Desde que o tempo é tempo, bravos príncipes salvam donzelas em apuros, presas em torres ou envenenadas por maçãs batizadas. A história, tal qual um conto de fadas, assim se repetiu, até tomar um rumo diferente, com o nascimento de um príncipe em terras britânicas.
Mal chegou ao mundo, o infante já tinha seu destino traçado: ser o terceiro na linha de sucessão da coroa. Era uma posição ingrata, já que, em pleno século 20, príncipes não morriam mais por golpes de espada ou tuberculose.

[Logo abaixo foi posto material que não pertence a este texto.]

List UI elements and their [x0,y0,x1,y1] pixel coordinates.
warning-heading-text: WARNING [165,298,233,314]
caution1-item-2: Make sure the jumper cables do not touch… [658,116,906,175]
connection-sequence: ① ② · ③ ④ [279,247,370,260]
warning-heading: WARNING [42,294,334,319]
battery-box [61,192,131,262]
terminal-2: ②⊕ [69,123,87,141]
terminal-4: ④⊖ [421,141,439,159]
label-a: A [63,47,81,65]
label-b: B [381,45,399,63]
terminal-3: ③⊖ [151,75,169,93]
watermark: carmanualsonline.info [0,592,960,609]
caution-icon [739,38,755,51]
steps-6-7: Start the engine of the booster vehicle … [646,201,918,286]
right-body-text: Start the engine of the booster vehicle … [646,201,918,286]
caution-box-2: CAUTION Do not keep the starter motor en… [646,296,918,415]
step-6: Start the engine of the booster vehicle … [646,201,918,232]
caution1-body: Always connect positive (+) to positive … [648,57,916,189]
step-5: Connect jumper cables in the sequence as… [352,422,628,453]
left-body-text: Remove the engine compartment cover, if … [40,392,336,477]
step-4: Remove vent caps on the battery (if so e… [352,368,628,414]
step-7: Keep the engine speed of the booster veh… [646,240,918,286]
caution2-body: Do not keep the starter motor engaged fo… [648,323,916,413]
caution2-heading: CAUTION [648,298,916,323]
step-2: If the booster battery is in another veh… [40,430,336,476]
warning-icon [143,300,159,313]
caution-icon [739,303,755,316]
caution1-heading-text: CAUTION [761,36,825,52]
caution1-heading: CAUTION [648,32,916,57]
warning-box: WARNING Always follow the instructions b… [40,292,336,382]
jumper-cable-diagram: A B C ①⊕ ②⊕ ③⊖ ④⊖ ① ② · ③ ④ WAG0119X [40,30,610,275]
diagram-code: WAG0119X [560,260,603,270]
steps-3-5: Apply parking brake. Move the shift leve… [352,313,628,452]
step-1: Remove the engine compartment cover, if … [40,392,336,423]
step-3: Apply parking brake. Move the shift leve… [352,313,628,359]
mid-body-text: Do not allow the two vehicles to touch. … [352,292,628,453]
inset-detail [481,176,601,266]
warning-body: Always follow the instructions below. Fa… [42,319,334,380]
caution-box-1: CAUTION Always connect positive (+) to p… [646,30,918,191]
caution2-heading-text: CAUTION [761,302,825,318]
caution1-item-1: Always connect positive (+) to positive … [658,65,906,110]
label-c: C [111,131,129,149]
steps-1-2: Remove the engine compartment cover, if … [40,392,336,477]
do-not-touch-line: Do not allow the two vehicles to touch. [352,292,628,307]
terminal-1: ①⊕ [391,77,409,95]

É lógico que pertencer à família real tem suas vantagens. Não precisa se preocupar com boletos ou limpar uma calha entupida. Porém, uma vida fadada a frequentar chás da tarde pode ser um pouco enfadonha. Isso sem contar a maior das desventuras, mais hostil do que dragões medievais, a imprensa marrom inglesa.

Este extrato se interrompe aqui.